Засуетился так отвратительно, про себя приговаривая «сейчас сейчас Леночка сейчас миленькая моя маленькая», хотя не очень и маленькая, а если и миленькая, то уж какая, штурман в жопу, «моя»! Ладно хоть не вслух.
Славный прибор, в смысле аппарат, у лирического героя! (Хотя и другой прибор у него тоже что надо. Анемометр чашечный для измерения скорости ветра, в который, всякий раз, когда последний попадался ему на глаза, герой до изнеможения и головокружения дул.) Отличнейший, и даже живём явно не по средствам. В курной избе между печью и полатями первое и последнее детище конверсированной оборонки с мёртвыми огоньками, кнопочками, цифровой и графической индикацией, тридцатиполосным эквалайзером — он мыл руки, прежде чем дотронуться, и ноги.
А какие пластинки! Да, какие пластинки? А вот такие самые, что послушаешь-послушаешь, да и смешно станет! Переходящие, как знамя, из рук в руки свердловских меломанов первый Дилан, первый Болан, первый Давид Бове и так далее. Заботливо оклеенные целлофаном, с автографами слушателей, их виньетками и заметками («Улёт!», «ГУАНО», «Этот диск слушал я, Ганс Сакс!», «Привет из Минусинска» etc) на внутренней стороне конвертов.

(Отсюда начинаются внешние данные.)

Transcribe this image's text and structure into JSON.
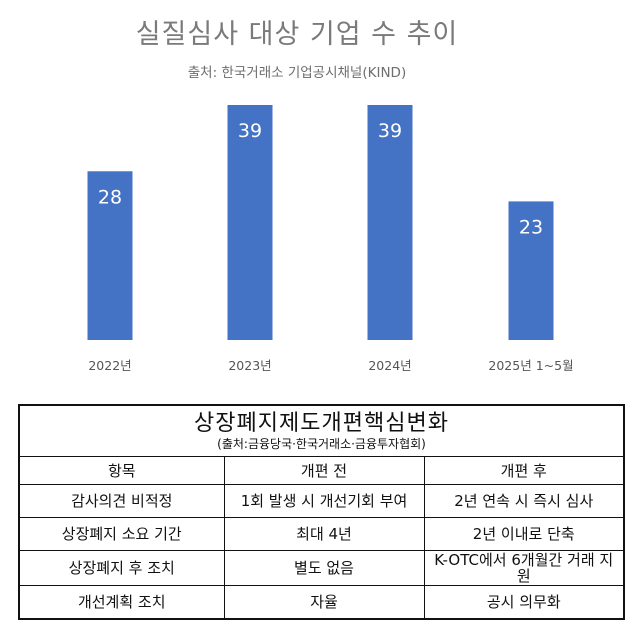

Бабушкина этажерка оказалась как ничто приспособлена для хранения дисков на трёх своих пространных этажах и кассет на двух верхних маленьких. Они там типа играли в тесную бабу, хотя бабы все тесные, а особенно у них щекотные ночью у вашего лица волосы. Диски неколлекционные всевозможные приключения Бибигона в исполнении автора, песенки из м/ф «Петушок и его запоздалые штанишки», рязанские наигрыши, партия Ленина из оперы «Жизнь Клима Самгина. Сорок лет» — стояли и валялись, где и как довелось им по-козацки упасть. Для их проигрывания предназначалась отдельная дубовая радиола «Серенада-404».